Gelet op de artikelen 3, 4 en 5 van de Kaderwet subsidies I en M en artikel 4 van het Kaderbesluit subsidies I en M

BESLUIT:

Artikel 1. Begripsbepalingen

In deze regeling wordt verstaan onder:

  • Contact Point: een medewerker van de Rijksdienst voor Ondernemend Nederland (RVO) bij wie aanvragers van subsidie terecht kunnen voor informatie over Interreg VI en de daarbij behorende deelprogramma’s;

  • geschikt: oordeel van het Programma Secretariaat van Interreg Europe, NWE of NSR dat Stap 1 of Stap 2 ontvankelijk is voor het betreffende programma;

  • Interreg VI: Europees structuurfondsprogramma, bestaande uit verschillende deelprogramma’s waaronder Interreg Europe, Interreg North West Europe en Interreg North Sea Region;

  • Europe: Interregionaal Interreg VI Europe deelprogramma dat de mogelijkheid geeft om een bijdrage aan te vragen voor projecten die gericht zijn op samenwerking tussen lidstaten van de Europese Unie, Zwitserland en Noorwegen;

  • Lead Partner: trekker van een project zijnde een overheidsinstelling, een kennisinstelling als bedoeld in artikel 1.2 van de Wet op het hoger onderwijs en wetenschappelijk onderzoek, een stichting, een vereniging of een regionale ontwikkelingsmaatschappij;

  • Minister: Minister van Infrastructuur en Waterstaat;

  • NSR: transnationale Interreg VI North Sea Region deelprogramma’s die de mogelijkheid geven om een bijdrage aan te vragen voor projecten die gericht zijn op samenwerking binnen de Noordzee

  • NWE: transnationale Interreg VI North West Europe deelprogramma’s die de mogelijkheid geven om een bijdrage aan te vragen voor projecten die gericht zijn op samenwerking binnen de regio’s Noordwest Europa

  • overheidsinstelling: gemeente, provincie, waterschap of zelfstandig bestuursorgaan met rechtspersoonlijkheid;

  • Programma Secretariaat: secretariaat van Interreg Europe, NWE of NSR dat door de deelnemende landen is aangewezen om het desbetreffende Interreg VI programma te beheren en uit te voeren;

  • project: planmatige activiteit in het kader van een Interreg VI programma;

  • projectvoorstel Europe: verplichte volledige uitwerking van een projectvoorstel met betrekking tot een project zoals vastgelegd in het aanvraagformulier om een bijdrage van Europe;

  • projectvoorstel NWE of NSR: voorstel met betrekking tot een project zoals vastgelegd in het aanvraagformulier om een bijdrage van NWE of NSR;

  • small scale project: door de Interreg-programma's als zodanig gedefinieerde type kleinere projecten met beperkt budget, doorlooptijd, partnerschap. Verschillende benamingen kunnen hiervoor worden gekozen door de programma's, bijvoorbeeld: small scale projects, small projects, micro projects

  • Stap 1: verplichte beschrijving van een project op hoofdlijnen voor een aanvraag om een bijdrage bij Interreg NWE of NSR;

  • Stap 2: verplichte volledige uitwerking van een projectvoorstel voor een aanvraag om een bijdrage bij Interreg NWE of NSR, die plaatsvindt nadat Stap 1 is goedgekeurd door het Programma Secretariaat;

  • subsidieontvanger: Lead Partner aan wie krachtens deze regeling subsidie is verleend;

  • totstandkoming: voorbereiden, opstellen en indienen.

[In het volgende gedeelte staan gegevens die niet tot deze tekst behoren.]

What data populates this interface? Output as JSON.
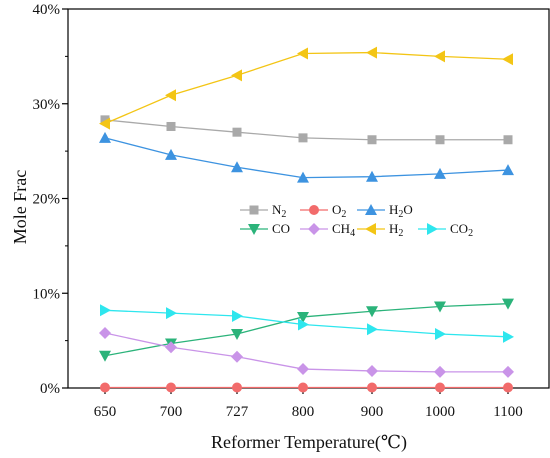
{
  "chart_data": {
    "type": "line",
    "xlabel": "Reformer Temperature(℃)",
    "ylabel": "Mole Frac",
    "categories": [
      "650",
      "700",
      "727",
      "800",
      "900",
      "1000",
      "1100"
    ],
    "ylim": [
      0,
      40
    ],
    "yticks": [
      0,
      10,
      20,
      30,
      40
    ],
    "ytick_labels": [
      "0%",
      "10%",
      "20%",
      "30%",
      "40%"
    ],
    "grid": false,
    "legend_placement": "center-left",
    "series": [
      {
        "name": "N2",
        "label_main": "N",
        "label_sub": "2",
        "color": "#a9a9a9",
        "marker": "square",
        "values": [
          28.3,
          27.6,
          27.0,
          26.4,
          26.2,
          26.2,
          26.2
        ]
      },
      {
        "name": "O2",
        "label_main": "O",
        "label_sub": "2",
        "color": "#f26b6b",
        "marker": "circle",
        "values": [
          0.05,
          0.05,
          0.05,
          0.05,
          0.05,
          0.05,
          0.05
        ]
      },
      {
        "name": "H2O",
        "label_main": "H",
        "label_sub": "2",
        "label_tail": "O",
        "color": "#3d93e0",
        "marker": "triangle-up",
        "values": [
          26.4,
          24.6,
          23.3,
          22.2,
          22.3,
          22.6,
          23.0
        ]
      },
      {
        "name": "CO",
        "label_main": "CO",
        "label_sub": "",
        "color": "#2bb37a",
        "marker": "triangle-down",
        "values": [
          3.4,
          4.7,
          5.7,
          7.5,
          8.1,
          8.6,
          8.9
        ]
      },
      {
        "name": "CH4",
        "label_main": "CH",
        "label_sub": "4",
        "color": "#c994e8",
        "marker": "diamond",
        "values": [
          5.8,
          4.3,
          3.3,
          2.0,
          1.8,
          1.7,
          1.7
        ]
      },
      {
        "name": "H2",
        "label_main": "H",
        "label_sub": "2",
        "color": "#f3c515",
        "marker": "triangle-left",
        "values": [
          27.9,
          30.9,
          33.0,
          35.3,
          35.4,
          35.0,
          34.7
        ]
      },
      {
        "name": "CO2",
        "label_main": "CO",
        "label_sub": "2",
        "color": "#2ee6ee",
        "marker": "triangle-right",
        "values": [
          8.2,
          7.9,
          7.6,
          6.7,
          6.2,
          5.7,
          5.4
        ]
      }
    ]
  }
}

Artikel 2. Doel van de regeling

Het doel van deze regeling is het stimuleren van de totstandkoming van projectvoorstellen door Lead Partners voor Europe, NWE of NSR die bijdragen aan de doelen van de desbetreffende programma’s en de drie transities Klimaatadaptatie, Slimme en groene mobiliteit en Circulaire economie van het Ministerie van Infrastructuur en waterstaat, en geschikt worden verklaard.

Artikel 3. Subsidiabele activiteiten

De Minister kan een subsidie aan een Lead Partner verstrekken voor de kosten van niet-economische activiteiten die gericht zijn op de totstandkoming van:

  • a. een projectvoorstel Europe, of

  • b. een projectvoorstel NWE of NSR.

Artikel 4. Hoogte van de subsidie en subsidieplafond

  • 1 De subsidie voor het voorbereiden van een projectvoorstel Europe, projectvoorstel NWE of NSR bedraagt maximaal € 25.000,–.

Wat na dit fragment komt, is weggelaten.